Consolidated income for the first fiscal quarter stood at Rs. 6,877 crore, up 8% year-on-year and consolidated earnings before interest, depreciation and amortization (EBITDA) increased 17% to Rs 3,641 crore.
“This was an important quarter for the telecommunications industry in the context of the announcement of major reforms which resulted in a marked improvement in business sentiment… We continued to improve our operational performance with an increase in net shared tenancies during the quarter. and achieved a strong financial performance, ”said Bimal Dayal, Managing Director of Indus Towers.
Co-locations are points where a tower company deploys mobile telecommunications antennas from several operators on a single structure.
In the second fiscal quarter, Indus added 2,465 net turns per quarter and 11,368 per year in 22 telecom circles in India. Co-locations increased by 7,196 sequentially and 18,445 in one year.
The company said reporting of tours and roommates went from a notification basis to an actual exit basis as of July 1, 2021.

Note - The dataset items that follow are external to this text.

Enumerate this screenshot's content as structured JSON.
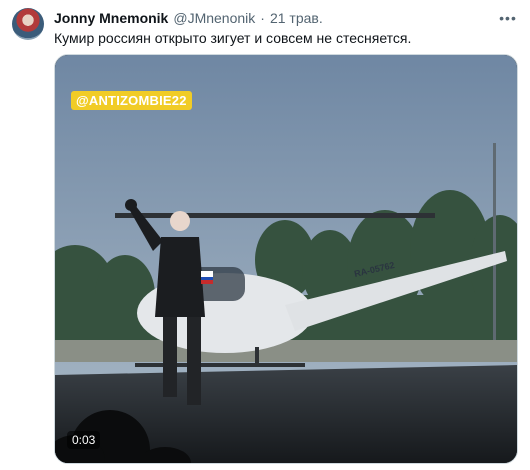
{
  "tweet": {
    "author_name": "Jonny Mnemonik",
    "handle": "@JMnenonik",
    "separator": "·",
    "time": "21 трав.",
    "more_label": "•••",
    "text": "Кумир россиян открыто зигует и совсем не стесняется."
  },
  "media": {
    "watermark": "@ANTIZOMBIE22",
    "timestamp": "0:03",
    "helicopter_registration": "RA-05762"
  },
  "colors": {
    "sky": "#7f95ad",
    "trees": "#35513d",
    "stage": "#1f2326",
    "helicopter": "#e4e7ea",
    "watermark_bg": "#f1cc26"
  }
}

During the consolidation phase of the telecommunications sector, Indus adopted in December 2018 a conservative approach to reporting exit notices received compared to the previous method of reporting actual exits. Now, with the industry stabilizing and the trend for fewer exits, Indus has reverted to the previous approach of reporting churn rate based on actual exits to represent actual billed roommates, ”Indus said. This resulted in the ad hoc addition of 3,630 shared flats for the quarter ended September 30, 2021.
As of September 30, Indus owned and operated 184,462 towers with 332,551 co-locations across India.
The world’s largest tower company, formerly known as Bharti Infratel, merged in November last year, after which Vodafone Idea sold its 11.15% stake in Indus for a cash consideration of Rs 3,760.1 crore.
The company’s shares fell 4.6% in Monday’s trade to close at Rs 288.65 per share on BSE. Results were reported after market hours.